Once the war was over in 1945, expansion came steadily. Indeed, Gold Bond did well enough to finance a series of important acquisitions. By 1962, the company had major investments in suburban Minneapolis real estate, including the site of what became its $300 million headquarters in Minnetonka, and acquired the downtown Radisson Hotel, which rapidly expanded into a 350-hotel chain.
As a result of the diversification, when the stamp business began to decline in 1968, the company continued to thrive. It changed its name to the Carlson Companies in 1973.
According to company figures, annual revenue, which did not reach $1 million until 1952, had climbed to $100 million by 1968, reached $1 billion in 1976 and topped $10 billion in 1993, with most of the growth resulting from a blistering pace of diversification.
Although he acquired an 85-foot yacht, a luxurious hunting lodge, a family compound at Lake Minnetonka and other trappings of wealth, Mr. Carlson found nothing quite so much fun as business.
Accordingly, he became known as such a hands-on boss that his executives made few major decisions, though they rarely complained. He paid them so well (the top 25 getting new luxury cars every year) that they were said to be bound to the company by golden handcuffs.
Never tempted to sell stock to the public, Mr. Carlson took pains a decade ago to keep his company private—and in family hands—after his death by placing all his businesses in a holding company, which his two daughters, Marilyn Nelson and Barbara Gage, will now jointly own. He also set up trusts to hold nonvoting stock for his eight grandchildren, six great-grandchildren and other relatives.
Mr.
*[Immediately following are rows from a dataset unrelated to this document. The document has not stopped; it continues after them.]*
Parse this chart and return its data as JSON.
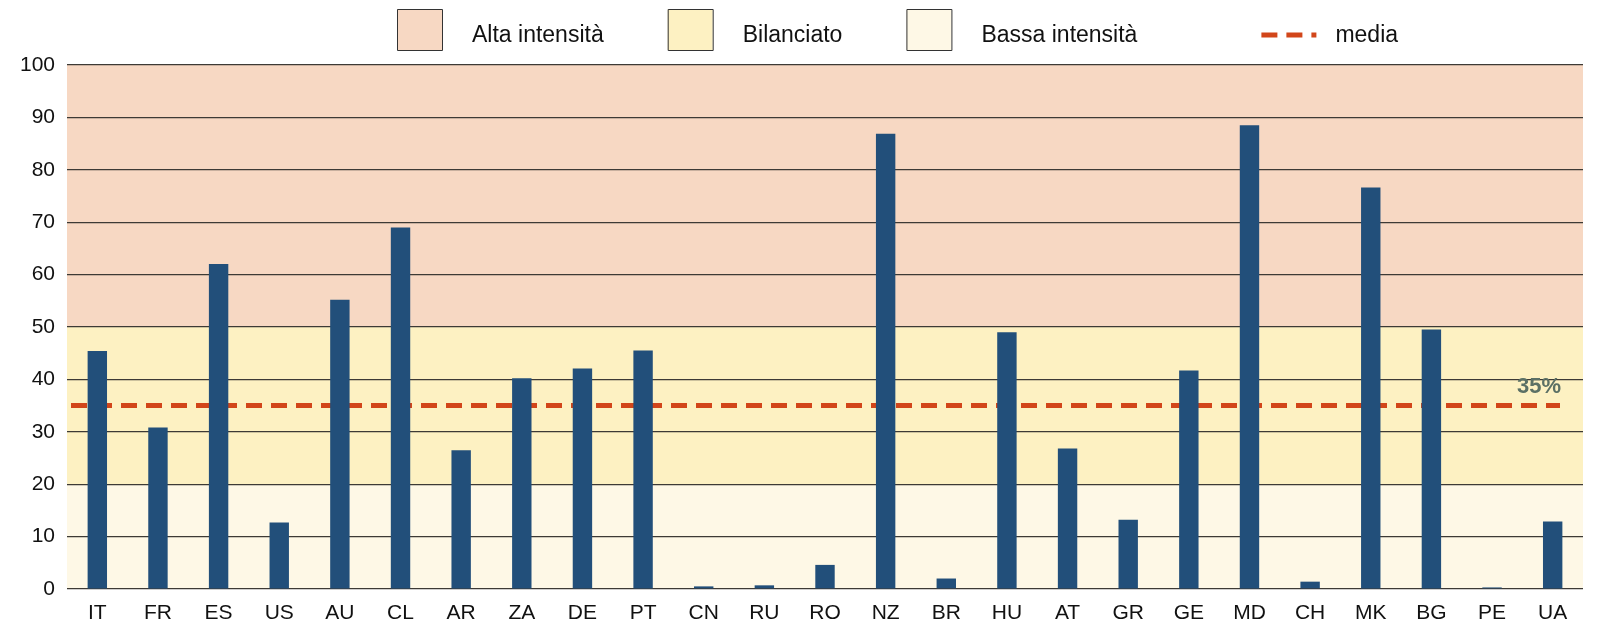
{
  "chart_data": {
    "type": "bar",
    "categories": [
      "IT",
      "FR",
      "ES",
      "US",
      "AU",
      "CL",
      "AR",
      "ZA",
      "DE",
      "PT",
      "CN",
      "RU",
      "RO",
      "NZ",
      "BR",
      "HU",
      "AT",
      "GR",
      "GE",
      "MD",
      "CH",
      "MK",
      "BG",
      "PE",
      "UA"
    ],
    "values": [
      45.4,
      30.8,
      62.0,
      12.7,
      55.2,
      69.0,
      26.5,
      40.2,
      42.1,
      45.5,
      0.5,
      0.7,
      4.6,
      86.9,
      2.0,
      49.0,
      26.8,
      13.2,
      41.7,
      88.5,
      1.4,
      76.6,
      49.5,
      0.3,
      12.9
    ],
    "color": "#224f7a",
    "ylim": [
      0,
      100
    ],
    "yticks": [
      0,
      10,
      20,
      30,
      40,
      50,
      60,
      70,
      80,
      90,
      100
    ],
    "grid": "y",
    "legend": "top",
    "bands": [
      {
        "axis": "y",
        "from": 50,
        "to": 100,
        "label": "Alta intensità",
        "color": "#f7d8c3"
      },
      {
        "axis": "y",
        "from": 20,
        "to": 50,
        "label": "Bilanciato",
        "color": "#fdf1c2"
      },
      {
        "axis": "y",
        "from": 0,
        "to": 20,
        "label": "Bassa intensità",
        "color": "#fef8e6"
      }
    ],
    "ref_lines": [
      {
        "axis": "y",
        "value": 35,
        "label": "media",
        "color": "#d2461a",
        "line_style": "dashed"
      }
    ],
    "annotations": [
      {
        "text": "35%",
        "y": 35
      }
    ]
  }
}
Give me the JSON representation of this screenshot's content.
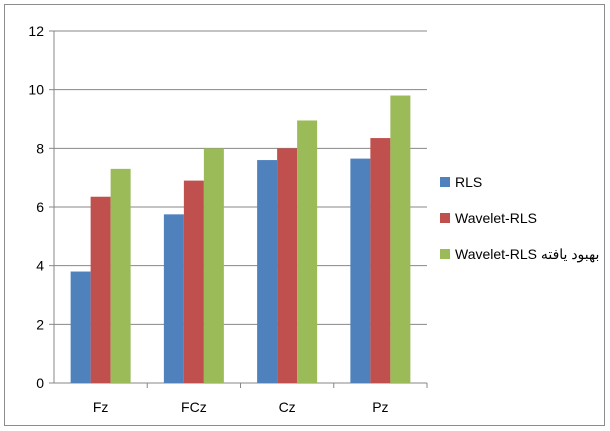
{
  "chart_data": {
    "type": "bar",
    "categories": [
      "Fz",
      "FCz",
      "Cz",
      "Pz"
    ],
    "series": [
      {
        "name": "RLS",
        "color": "#4F81BD",
        "values": [
          3.8,
          5.75,
          7.6,
          7.65
        ]
      },
      {
        "name": "Wavelet-RLS",
        "color": "#C0504D",
        "values": [
          6.35,
          6.9,
          8.0,
          8.35
        ]
      },
      {
        "name": "Wavelet-RLS بهبود یافته",
        "color": "#9BBB59",
        "values": [
          7.3,
          8.0,
          8.95,
          9.8
        ]
      }
    ],
    "ylim": [
      0,
      12
    ],
    "yticks": [
      0,
      2,
      4,
      6,
      8,
      10,
      12
    ],
    "ytick_labels": [
      "0",
      "2",
      "4",
      "6",
      "8",
      "10",
      "12"
    ],
    "grid": "horizontal",
    "legend_position": "right",
    "title": "",
    "xlabel": "",
    "ylabel": ""
  }
}
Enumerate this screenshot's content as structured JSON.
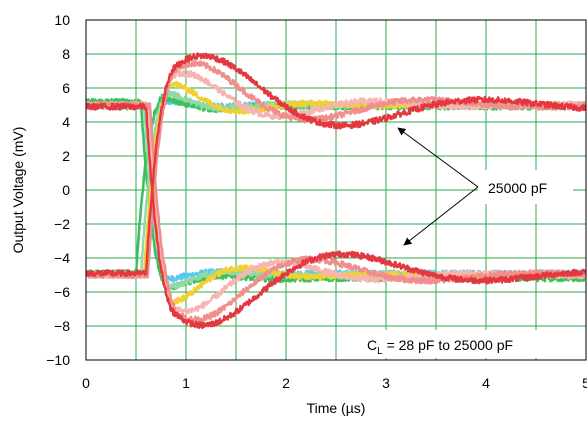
{
  "chart_data": {
    "type": "line",
    "xlabel": "Time (µs)",
    "ylabel": "Output Voltage (mV)",
    "xlim": [
      0,
      5
    ],
    "ylim": [
      -10,
      10
    ],
    "x_ticks": [
      0,
      1,
      2,
      3,
      4,
      5
    ],
    "x_tick_labels": [
      "0",
      "1",
      "2",
      "3",
      "4",
      "5"
    ],
    "y_ticks": [
      10,
      8,
      6,
      4,
      2,
      0,
      -2,
      -4,
      -6,
      -8,
      -10
    ],
    "y_tick_labels": [
      "10",
      "8",
      "6",
      "4",
      "2",
      "0",
      "−2",
      "−4",
      "−6",
      "−8",
      "−10"
    ],
    "grid": true,
    "grid_color": "#2ea84a",
    "annotations": {
      "arrow_label": "25000 pF",
      "range_label_prefix": "C",
      "range_label_subscript": "L",
      "range_label_suffix": " = 28 pF to 25000 pF"
    },
    "series": [
      {
        "color": "#5bc8f0",
        "rising": {
          "t0": 0.55,
          "v0": 4.9,
          "v1": 4.9,
          "amp": 0.6,
          "tau": 0.45,
          "period": 1.2
        },
        "falling": {
          "t0": 0.5,
          "v0": -5.0,
          "v1": -5.0,
          "amp": 0.5,
          "tau": 0.45,
          "period": 1.2
        }
      },
      {
        "color": "#3cc05a",
        "rising": {
          "t0": 0.55,
          "v0": 5.2,
          "v1": 5.1,
          "amp": 1.0,
          "tau": 0.45,
          "period": 1.2
        },
        "falling": {
          "t0": 0.5,
          "v0": -4.9,
          "v1": -5.2,
          "amp": 1.0,
          "tau": 0.45,
          "period": 1.2
        }
      },
      {
        "color": "#8fd9a8",
        "rising": {
          "t0": 0.58,
          "v0": 5.0,
          "v1": 5.0,
          "amp": 1.3,
          "tau": 0.45,
          "period": 1.2
        },
        "falling": {
          "t0": 0.55,
          "v0": -5.0,
          "v1": -5.0,
          "amp": 1.3,
          "tau": 0.45,
          "period": 1.2
        }
      },
      {
        "color": "#f2d034",
        "rising": {
          "t0": 0.6,
          "v0": 5.0,
          "v1": 5.0,
          "amp": 2.7,
          "tau": 0.55,
          "period": 1.4
        },
        "falling": {
          "t0": 0.58,
          "v0": -5.0,
          "v1": -5.0,
          "amp": 2.2,
          "tau": 0.55,
          "period": 1.4
        }
      },
      {
        "color": "#f7b5b2",
        "rising": {
          "t0": 0.62,
          "v0": 5.0,
          "v1": 5.0,
          "amp": 3.4,
          "tau": 0.9,
          "period": 1.9
        },
        "falling": {
          "t0": 0.6,
          "v0": -5.0,
          "v1": -5.0,
          "amp": 3.0,
          "tau": 0.9,
          "period": 1.9
        }
      },
      {
        "color": "#ef8e8c",
        "rising": {
          "t0": 0.64,
          "v0": 5.0,
          "v1": 5.0,
          "amp": 4.2,
          "tau": 1.1,
          "period": 2.3
        },
        "falling": {
          "t0": 0.62,
          "v0": -5.0,
          "v1": -5.0,
          "amp": 3.9,
          "tau": 1.1,
          "period": 2.3
        }
      },
      {
        "color": "#e3383f",
        "rising": {
          "t0": 0.6,
          "v0": 4.9,
          "v1": 4.9,
          "amp": 4.8,
          "tau": 1.4,
          "period": 2.8
        },
        "falling": {
          "t0": 0.6,
          "v0": -4.9,
          "v1": -4.9,
          "amp": 4.7,
          "tau": 1.4,
          "period": 2.8
        }
      }
    ]
  }
}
Carlson, who is also survived by his wife, Arlene, and by a brother, Warren, was so devoted to his business that after a brief retirement and quadruple bypass heart surgery, he resumed control in 1991 and continued to run the business until retiring again last year in favor of his elder daughter, Marilyn.
A man who gave millions to the University of Minnesota and other charities, Mr. Carlson insisted the lure of money was not what drove him. “You keep score with the money you make,” he once said, “but you’ve got to get a thrill out of doing something that works.”